Lipsinic continued: “The Democratic Party’s mantra of ‘choice’ on abortion and women’s rights has done great damage to women.” One must question the logic of that statement if he means that women benefit from having their “choice” taken away from them as well as other legal and constitutional rights. Most women would want to enjoy and appreciate the “choice” and “rights” afforded them the same as those afforded men.

Next, Lipsinic noted that “The Founders were only concerned about the state sanctioning a national religion. This great nation was founded on Judeo-Christian principles. Shall we throw out the founding principles?”What is missing from this statement is a total understanding and grasp of American history.
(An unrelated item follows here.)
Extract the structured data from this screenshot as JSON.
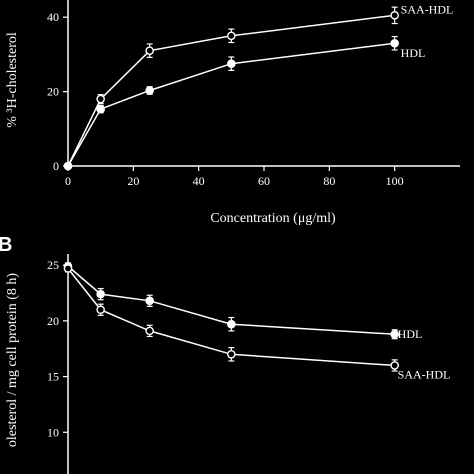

The Founding Fathers had no desire to create a national religion, nor did they want to force one on the state (s). If Lipsinic checks the Constitution he might be surprised to discover that this country was not founded on Judeo-Christian principles, but on greed and bigotry. All the Founding Fathers were European Americans of wealth and property who actually looked out for their interests. No other American man could vote or hold elected office if were not European American with wealth and property. Slavery was written into the Constitution—Judeo-Christian principles? We certainly did throw out many of the principles that restricted the rights and privileges of those Americans who were affected negatively in the Constitution by the Founding Fathers.

Evidently Lipsinic overlooked the part of history that tells how the American Indians were systematically eliminated from their native lands by people who practiced the Judeo-Christian religion. He must have skipped the section of history that dealt with slavery and the civil war. Actually, what moral principles does he have in mind? He stated that “Can we not live out our moral principle in public life? I refuse to leave my moral principles at the door!” If by moral principles he means denying other American citizens their rights to life, liberty, and the pursuit of happiness as they see them, and not as he would prefer, then his views and understanding of American democracy are totally misguided and confused.

Finally, Lipsinic believes that a lack of morals, his morals, has been the cause of America’s downfall. He noted that “That’s exactly what’s gotten this nation to the edge of the cliff where we now stand.” Sad to say, but too many American citizens share the perception of American society and its status. Unfortunately, their minds are shackled to a make-believe American society that has never existed except in degrees or small sections. For example, if Lipsinic was born, raised, and continue to live in an all European American town, his perception of America is conditioned by his experiences in that environment. He more than likely grew up believing that America belongs to European Americans and because of their generosity, allowed other foreign people to come here to share in their bounty. But these other people need to know their place—behind the real Americans. These people need to know also that the morals of the real Americans are the only ones that are acceptable and suitable for society.

For his information, America is not about to fall off a cliff, so he can stop worrying; neither is the world coming to an end in the near future. We live in a society with a democratic form of government. What that means is for every one problem that is solved, two more are created; so, if one wants to participate then he /she must be informed in order to make appropriate decisions. And as for moral relativism, we know that it is “The philosophized notion that right and wrong are not absolute values, but are personalized according to the individual and his or her circumstances or cultural orientation.” We also know that “It can be used positively to effect change in law (e.g., promoting tolerance for other customs or lifestyles) or negatively as a means to attempt justification for wrongdoing or lawbreaking “(legal-dictionary). So whose exercising moral relativism?